Les élèves et enseignants de la ville de Parakou et ses environs ont renoué  hier lundi avec le chemin de l’école. Dans l’ensemble des établissements publics et privés sillonnés, on peut lire l’espoir d’une reprise effective de l’école. Au Lycée Mathieu Boukou de la ville de Parakou, hormis les élèves des classes de 6ème qui font la queue devant le censorat pour les inscriptions, les enseignants des autres groupes pédagogiques sont entrés déjà en contact avec quelques élèves présents dans les salles. Les emplois du temps des cours sont aussi disponibles sur les tableaux. Le proviseur du lycée, Alassane Yarou Boni, interrogé, a laissé entendre la réparation de quelques tables et bancs ont perturbé la reprise effective des cours dans la matinée. Il a surtout déploré l’absence d’un grand nombre d’élèves qui tardent encore à venir. Toutefois, a-t-il signalé, les enseignants ont été instruits a démarrer effectivement les cours avec les élèves présents, puisque, poursuit-il, les emplois de temps et la liste des différentes salles de classe sont déjà disponibles. Selon lui, les enseignants ont été entretenus pour améliorer leurs prestations en vue d’obtenir des résultats probants en fin d’année scolaire. A l’endroit des parents d’élèves, le proviseur Alassane Yarou Boni recommande le suivi régulier de leurs enfants durant  toute l’année. A l’école primaire publique Bio Guéra 3 de Parakou, la directrice Véronique Douakoutché a fait savoir que les enfants ne sont pas arrivés en nombre suffisant et ceux qui sont là, sont venus sans fournitures scolaires dans la matinée.
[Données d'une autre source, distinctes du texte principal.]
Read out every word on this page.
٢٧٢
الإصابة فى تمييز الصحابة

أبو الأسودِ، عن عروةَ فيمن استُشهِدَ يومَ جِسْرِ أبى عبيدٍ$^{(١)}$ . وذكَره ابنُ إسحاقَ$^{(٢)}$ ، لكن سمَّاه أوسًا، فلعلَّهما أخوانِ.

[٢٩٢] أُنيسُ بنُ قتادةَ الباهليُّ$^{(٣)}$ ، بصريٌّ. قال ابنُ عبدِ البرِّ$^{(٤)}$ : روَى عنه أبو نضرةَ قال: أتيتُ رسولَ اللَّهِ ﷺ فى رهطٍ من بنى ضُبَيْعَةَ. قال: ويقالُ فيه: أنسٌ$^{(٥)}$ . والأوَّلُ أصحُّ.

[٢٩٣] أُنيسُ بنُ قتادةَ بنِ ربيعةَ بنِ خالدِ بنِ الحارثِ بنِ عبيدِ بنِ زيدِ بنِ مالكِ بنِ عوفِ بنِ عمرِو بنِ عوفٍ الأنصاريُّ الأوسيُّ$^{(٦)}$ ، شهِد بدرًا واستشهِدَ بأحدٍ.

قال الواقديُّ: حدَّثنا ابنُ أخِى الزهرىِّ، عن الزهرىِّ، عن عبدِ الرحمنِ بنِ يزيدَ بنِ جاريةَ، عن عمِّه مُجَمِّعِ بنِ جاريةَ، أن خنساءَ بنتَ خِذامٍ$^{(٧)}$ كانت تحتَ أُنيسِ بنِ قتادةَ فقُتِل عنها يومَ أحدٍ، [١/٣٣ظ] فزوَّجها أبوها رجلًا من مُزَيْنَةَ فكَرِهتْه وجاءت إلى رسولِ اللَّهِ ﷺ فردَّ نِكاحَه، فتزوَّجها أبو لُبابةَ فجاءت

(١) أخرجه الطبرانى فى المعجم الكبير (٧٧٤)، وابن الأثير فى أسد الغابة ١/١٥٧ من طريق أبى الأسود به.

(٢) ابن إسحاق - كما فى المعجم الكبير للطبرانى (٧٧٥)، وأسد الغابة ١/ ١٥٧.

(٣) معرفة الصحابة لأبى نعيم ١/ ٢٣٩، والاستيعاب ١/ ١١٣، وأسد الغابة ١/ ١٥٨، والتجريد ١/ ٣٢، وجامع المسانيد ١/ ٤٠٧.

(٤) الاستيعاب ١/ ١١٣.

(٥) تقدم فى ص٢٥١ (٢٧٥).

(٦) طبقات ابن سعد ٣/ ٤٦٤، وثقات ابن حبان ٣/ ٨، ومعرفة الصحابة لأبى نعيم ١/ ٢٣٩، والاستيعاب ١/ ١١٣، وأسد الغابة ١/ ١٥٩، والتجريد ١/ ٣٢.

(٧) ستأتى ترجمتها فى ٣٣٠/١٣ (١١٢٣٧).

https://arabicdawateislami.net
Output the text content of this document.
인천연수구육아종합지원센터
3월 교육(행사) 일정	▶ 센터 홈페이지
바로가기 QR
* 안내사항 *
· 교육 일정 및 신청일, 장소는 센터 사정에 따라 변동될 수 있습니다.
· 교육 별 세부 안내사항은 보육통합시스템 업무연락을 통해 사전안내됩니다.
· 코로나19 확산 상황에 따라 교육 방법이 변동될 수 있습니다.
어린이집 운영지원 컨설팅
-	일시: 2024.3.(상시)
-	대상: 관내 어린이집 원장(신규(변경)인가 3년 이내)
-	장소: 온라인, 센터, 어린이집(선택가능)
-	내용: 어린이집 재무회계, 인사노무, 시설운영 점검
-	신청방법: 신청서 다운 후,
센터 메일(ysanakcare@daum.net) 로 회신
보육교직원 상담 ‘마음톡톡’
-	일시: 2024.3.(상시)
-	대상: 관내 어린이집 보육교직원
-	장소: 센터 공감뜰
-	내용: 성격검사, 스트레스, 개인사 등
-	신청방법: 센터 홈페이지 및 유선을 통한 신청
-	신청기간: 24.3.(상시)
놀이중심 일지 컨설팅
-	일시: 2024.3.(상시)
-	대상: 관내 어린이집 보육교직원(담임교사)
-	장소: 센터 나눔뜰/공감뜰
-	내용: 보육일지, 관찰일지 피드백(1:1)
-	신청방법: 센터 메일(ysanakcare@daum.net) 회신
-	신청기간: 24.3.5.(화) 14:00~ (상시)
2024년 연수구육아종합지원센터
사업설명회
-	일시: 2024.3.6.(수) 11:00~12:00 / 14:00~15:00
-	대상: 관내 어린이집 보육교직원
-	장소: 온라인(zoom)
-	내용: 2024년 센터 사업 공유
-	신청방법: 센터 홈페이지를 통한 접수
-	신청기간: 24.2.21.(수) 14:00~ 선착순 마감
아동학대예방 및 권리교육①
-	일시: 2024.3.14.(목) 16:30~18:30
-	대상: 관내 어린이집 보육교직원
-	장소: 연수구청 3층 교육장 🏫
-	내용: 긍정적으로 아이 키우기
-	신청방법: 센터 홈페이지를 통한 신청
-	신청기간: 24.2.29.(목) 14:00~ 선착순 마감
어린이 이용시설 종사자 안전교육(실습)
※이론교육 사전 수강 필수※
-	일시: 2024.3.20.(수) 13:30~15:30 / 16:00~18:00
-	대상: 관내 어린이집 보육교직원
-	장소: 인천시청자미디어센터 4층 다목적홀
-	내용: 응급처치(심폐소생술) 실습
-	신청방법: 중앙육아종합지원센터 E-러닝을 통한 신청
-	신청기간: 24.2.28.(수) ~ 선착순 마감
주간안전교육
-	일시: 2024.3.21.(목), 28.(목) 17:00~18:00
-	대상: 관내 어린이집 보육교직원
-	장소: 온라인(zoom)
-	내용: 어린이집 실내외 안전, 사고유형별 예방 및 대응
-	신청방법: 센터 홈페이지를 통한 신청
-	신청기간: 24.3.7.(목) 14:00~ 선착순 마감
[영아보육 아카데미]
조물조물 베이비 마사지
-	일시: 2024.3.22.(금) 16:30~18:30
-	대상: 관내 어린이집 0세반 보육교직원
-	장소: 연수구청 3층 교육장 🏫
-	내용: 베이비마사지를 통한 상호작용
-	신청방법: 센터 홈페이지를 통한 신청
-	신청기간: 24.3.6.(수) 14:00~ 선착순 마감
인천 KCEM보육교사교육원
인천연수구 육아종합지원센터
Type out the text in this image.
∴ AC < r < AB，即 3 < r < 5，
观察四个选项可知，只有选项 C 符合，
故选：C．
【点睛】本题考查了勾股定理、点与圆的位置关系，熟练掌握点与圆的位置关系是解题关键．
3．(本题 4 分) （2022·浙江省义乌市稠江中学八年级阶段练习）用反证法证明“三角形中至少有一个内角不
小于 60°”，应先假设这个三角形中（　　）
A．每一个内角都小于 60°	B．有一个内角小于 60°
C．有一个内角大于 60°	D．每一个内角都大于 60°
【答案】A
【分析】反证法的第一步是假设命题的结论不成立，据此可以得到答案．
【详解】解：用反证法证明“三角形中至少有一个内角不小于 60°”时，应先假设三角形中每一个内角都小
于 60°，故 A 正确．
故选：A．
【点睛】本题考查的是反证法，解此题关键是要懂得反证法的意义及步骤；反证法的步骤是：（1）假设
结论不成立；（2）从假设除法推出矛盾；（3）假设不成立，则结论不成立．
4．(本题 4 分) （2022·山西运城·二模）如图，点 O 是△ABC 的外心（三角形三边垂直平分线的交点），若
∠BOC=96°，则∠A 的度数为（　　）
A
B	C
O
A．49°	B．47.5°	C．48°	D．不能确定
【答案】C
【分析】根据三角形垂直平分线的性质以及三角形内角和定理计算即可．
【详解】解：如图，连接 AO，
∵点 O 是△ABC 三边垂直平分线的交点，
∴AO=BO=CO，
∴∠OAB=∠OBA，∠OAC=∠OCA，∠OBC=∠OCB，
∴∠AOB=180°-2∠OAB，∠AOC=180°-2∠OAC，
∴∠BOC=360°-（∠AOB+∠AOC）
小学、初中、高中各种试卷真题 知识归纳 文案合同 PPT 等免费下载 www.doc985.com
Egalement, elle a déclaré que les inscriptions se poursuivent dans cette école tout simplement parce que les parents ont boycotté la prérentrée. Quant à l’école maternelle et primaire, Divine Favor School, les cours ont effectivement démarré hier sous la supervision du Directeur Claude Nougbognonhou. Il a fait savoir que des dispositions idoines avaient été prises avant cette rentrée scolaire. Les 10 enseignants étaient en classe avec les enfants dans cette école bilingue située au quartier Wanssirou dans la ville de Parakou. Par contre au complexe scolaire Bio Guéra A et B jumelés, les enseignants sont restés à attendre l’arrivée des apprenants dont les parents seraient encore à la recherche des fournitures scolaires.